Replace the enter once more with “+- “It is a string” # It is a remark!n */” and run this system:
TokenType.PLUS TokenType.MINUS TokenType.STRING TokenType.NEWLINE TokenType.ASTERISK TokenType.SLASH TokenType.NEWLINE
Transferring proper alongside to numbers. Our language defines a quantity as a number of digits (0-9) adopted by an optionally available decimal level that should be adopted by not less than one digit. So 48 and three.14 are allowed however .9 and 1. will not be allowed. We are going to use the peek operate once more to look forward one character. Just like the string token, we maintain monitor of the beginning and finish factors of the numbers in order that we are able to set the token’s textual content to the precise quantity.
elif self.curChar.isdigit(): # Main character is a digit, so this should be a quantity. # Get all consecutive digits and decimal if there may be one. startPos = self.curPos whereas self.peek().isdigit(): self.nextChar() if self.peek() == '.': # Decimal! self.nextChar() # Will need to have not less than one digit after decimal. if not self.peek().isdigit(): # Error! self.abort("Unlawful character in quantity.") whereas self.peek().isdigit(): self.nextChar() tokText = self.supply[startPos : self.curPos + 1] # Get the substring. token = Token(tokText, TokenType.NUMBER)
Check it out with the enter “+-123 9.8654*/” and it is best to see:
TokenType.PLUS TokenType.MINUS TokenType.NUMBER TokenType.NUMBER TokenType.ASTERISK TokenType.SLASH TokenType.NEWLINE
Nice, we’re virtually achieved with the lexer!
The final huge factor is to deal with identifiers and key phrases.

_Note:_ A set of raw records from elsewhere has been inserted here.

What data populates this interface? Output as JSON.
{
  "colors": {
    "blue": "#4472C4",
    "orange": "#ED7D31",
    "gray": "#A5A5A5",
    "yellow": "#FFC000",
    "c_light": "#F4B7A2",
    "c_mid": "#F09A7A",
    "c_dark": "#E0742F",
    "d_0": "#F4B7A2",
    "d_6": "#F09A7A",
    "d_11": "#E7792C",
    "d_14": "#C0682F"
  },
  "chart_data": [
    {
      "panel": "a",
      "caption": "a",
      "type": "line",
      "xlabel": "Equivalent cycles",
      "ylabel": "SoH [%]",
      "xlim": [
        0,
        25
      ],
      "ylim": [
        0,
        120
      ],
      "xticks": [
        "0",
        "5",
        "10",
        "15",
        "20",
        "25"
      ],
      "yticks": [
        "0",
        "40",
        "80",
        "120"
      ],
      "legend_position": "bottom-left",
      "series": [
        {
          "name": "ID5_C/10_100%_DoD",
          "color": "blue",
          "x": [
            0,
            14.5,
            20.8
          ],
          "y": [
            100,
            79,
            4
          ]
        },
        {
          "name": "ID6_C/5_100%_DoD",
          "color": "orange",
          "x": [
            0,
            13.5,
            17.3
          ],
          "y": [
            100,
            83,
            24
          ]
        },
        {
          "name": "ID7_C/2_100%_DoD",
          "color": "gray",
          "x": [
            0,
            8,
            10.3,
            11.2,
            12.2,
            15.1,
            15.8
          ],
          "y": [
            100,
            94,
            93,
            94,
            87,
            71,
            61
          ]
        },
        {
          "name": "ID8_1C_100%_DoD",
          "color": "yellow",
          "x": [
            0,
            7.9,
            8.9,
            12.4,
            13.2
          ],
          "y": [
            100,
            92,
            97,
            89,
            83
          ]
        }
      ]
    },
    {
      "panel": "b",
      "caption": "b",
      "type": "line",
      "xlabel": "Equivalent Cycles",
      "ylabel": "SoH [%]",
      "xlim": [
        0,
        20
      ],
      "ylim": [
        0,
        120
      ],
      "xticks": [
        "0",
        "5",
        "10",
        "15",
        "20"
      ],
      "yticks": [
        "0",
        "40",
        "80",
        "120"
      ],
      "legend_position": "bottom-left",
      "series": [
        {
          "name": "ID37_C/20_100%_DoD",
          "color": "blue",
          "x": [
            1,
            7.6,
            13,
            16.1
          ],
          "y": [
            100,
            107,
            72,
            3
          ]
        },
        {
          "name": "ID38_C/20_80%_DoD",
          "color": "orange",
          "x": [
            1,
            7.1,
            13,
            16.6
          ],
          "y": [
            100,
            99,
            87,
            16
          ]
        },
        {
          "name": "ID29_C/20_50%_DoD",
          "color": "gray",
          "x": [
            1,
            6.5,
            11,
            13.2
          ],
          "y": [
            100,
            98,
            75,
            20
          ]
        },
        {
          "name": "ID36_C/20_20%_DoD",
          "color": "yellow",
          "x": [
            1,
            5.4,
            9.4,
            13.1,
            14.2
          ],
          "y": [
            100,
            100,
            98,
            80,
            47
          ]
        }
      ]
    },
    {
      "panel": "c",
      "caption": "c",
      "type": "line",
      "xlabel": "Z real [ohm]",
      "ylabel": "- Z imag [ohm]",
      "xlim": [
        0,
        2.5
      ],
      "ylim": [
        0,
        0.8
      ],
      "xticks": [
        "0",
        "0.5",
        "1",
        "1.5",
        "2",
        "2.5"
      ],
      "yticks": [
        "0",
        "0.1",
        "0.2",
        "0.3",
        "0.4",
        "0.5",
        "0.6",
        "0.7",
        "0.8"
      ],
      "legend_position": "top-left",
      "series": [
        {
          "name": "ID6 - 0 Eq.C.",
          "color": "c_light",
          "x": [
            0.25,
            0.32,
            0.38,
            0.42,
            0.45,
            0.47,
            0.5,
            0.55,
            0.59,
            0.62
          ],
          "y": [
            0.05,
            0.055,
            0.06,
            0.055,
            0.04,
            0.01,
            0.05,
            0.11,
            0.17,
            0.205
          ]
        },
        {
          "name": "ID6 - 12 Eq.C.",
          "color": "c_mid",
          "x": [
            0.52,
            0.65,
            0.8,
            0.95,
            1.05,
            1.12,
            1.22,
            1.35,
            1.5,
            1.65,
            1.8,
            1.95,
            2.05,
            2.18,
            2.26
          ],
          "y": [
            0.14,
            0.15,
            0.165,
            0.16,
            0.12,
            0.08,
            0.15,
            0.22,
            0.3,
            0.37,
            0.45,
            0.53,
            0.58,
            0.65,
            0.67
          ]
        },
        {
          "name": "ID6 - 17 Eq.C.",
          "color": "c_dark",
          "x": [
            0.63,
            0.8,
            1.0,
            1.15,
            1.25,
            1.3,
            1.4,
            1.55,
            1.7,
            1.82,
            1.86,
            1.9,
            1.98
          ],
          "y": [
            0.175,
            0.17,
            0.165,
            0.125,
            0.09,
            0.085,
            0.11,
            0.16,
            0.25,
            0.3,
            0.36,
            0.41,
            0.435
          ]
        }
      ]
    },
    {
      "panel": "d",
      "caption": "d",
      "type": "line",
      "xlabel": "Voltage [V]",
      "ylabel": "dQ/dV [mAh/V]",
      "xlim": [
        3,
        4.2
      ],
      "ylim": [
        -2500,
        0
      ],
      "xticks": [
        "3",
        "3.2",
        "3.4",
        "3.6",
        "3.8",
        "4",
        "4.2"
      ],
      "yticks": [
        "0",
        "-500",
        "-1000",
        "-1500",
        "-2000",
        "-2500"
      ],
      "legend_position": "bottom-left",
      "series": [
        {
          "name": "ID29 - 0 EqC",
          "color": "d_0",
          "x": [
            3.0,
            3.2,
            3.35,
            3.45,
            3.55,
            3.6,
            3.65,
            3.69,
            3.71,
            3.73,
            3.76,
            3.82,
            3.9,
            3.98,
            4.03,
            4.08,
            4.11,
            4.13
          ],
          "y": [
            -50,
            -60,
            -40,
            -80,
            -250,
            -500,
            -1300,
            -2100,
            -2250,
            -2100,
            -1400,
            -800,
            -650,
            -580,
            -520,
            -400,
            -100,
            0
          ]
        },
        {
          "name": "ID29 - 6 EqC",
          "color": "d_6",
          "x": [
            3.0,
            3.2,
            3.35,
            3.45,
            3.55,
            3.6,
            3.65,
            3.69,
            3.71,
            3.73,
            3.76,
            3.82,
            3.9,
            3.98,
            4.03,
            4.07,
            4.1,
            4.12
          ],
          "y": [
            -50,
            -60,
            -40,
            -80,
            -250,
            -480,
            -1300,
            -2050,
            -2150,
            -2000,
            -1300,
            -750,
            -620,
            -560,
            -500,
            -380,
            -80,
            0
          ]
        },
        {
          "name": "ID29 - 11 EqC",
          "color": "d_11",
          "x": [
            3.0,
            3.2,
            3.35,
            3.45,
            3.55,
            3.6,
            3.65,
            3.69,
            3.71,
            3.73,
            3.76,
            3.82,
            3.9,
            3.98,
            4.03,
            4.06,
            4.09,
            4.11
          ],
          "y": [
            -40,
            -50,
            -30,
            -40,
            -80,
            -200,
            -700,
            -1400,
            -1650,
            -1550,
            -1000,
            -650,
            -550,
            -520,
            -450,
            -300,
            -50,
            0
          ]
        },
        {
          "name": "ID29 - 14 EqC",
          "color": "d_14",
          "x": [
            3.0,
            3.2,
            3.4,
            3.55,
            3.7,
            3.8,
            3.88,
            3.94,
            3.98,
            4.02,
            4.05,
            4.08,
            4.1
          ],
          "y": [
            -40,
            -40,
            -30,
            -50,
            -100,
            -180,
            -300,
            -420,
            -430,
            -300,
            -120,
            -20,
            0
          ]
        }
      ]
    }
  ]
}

The foundations for an identifier is something that begins with a alphabetic characters adopted by zero or extra alphanumeric characters. However earlier than we name it a TokenType.IDENT, we now have to ensure it is not certainly one of our key phrases. Add this to getToken:
elif self.curChar.isalpha(): # Main character is a letter, so this should be an identifier or a key phrase. # Get all consecutive alpha numeric characters. startPos = self.curPos whereas self.peek().isalnum(): self.nextChar() # Verify if the token is within the record of key phrases. tokText = self.supply[startPos : self.curPos + 1] # Get the substring. key phrase = Token.checkIfKeyword(tokText) if key phrase == None: # Identifier token = Token(tokText, TokenType.IDENT) else: # Key phrase token = Token(tokText, key phrase)
Pretty much like the opposite tokens. However we have to outline checkIfKeyword within the Token class:
@staticmethod def checkIfKeyword(tokenText): for form in TokenType: # Depends on all key phrase enum values being 1XX. if form.title == tokenText and type.worth >= 100 and type.worth < 200: return form return None
This simply checks whether or not the token is within the record of key phrases, which we now have arbitrarily set to having 101-199 as their enum values.
Alright, take a look at identifiers and key phrases with the enter string “IF+-123 foo*THEN/”
TokenType.IF TokenType.PLUS TokenType.MINUS TokenType.NUMBER TokenType.IDENT TokenType.ASTERISK TokenType.THEN TokenType.SLASH TokenType.NEWLINE
And what the output seems like from the terminal:
There we now have it. Our lexer can appropriately establish each token that our language wants! We’ve efficiently accomplished the primary module of our compiler.
When you assume that is underwhelming, do not hand over but! I feel the lexer is definitely essentially the most tedious but least fascinating a part of compilers. Subsequent up we are going to parse the code, that’s make sure that the tokens are in an order that is sensible, after which we are going to emit code.
The supply code up to now will be present in its entirety within the Github repo.
Proceed on to part 2 of this tutorial. Different really useful studying:
There are Amazon affiliate hyperlinks on this web page.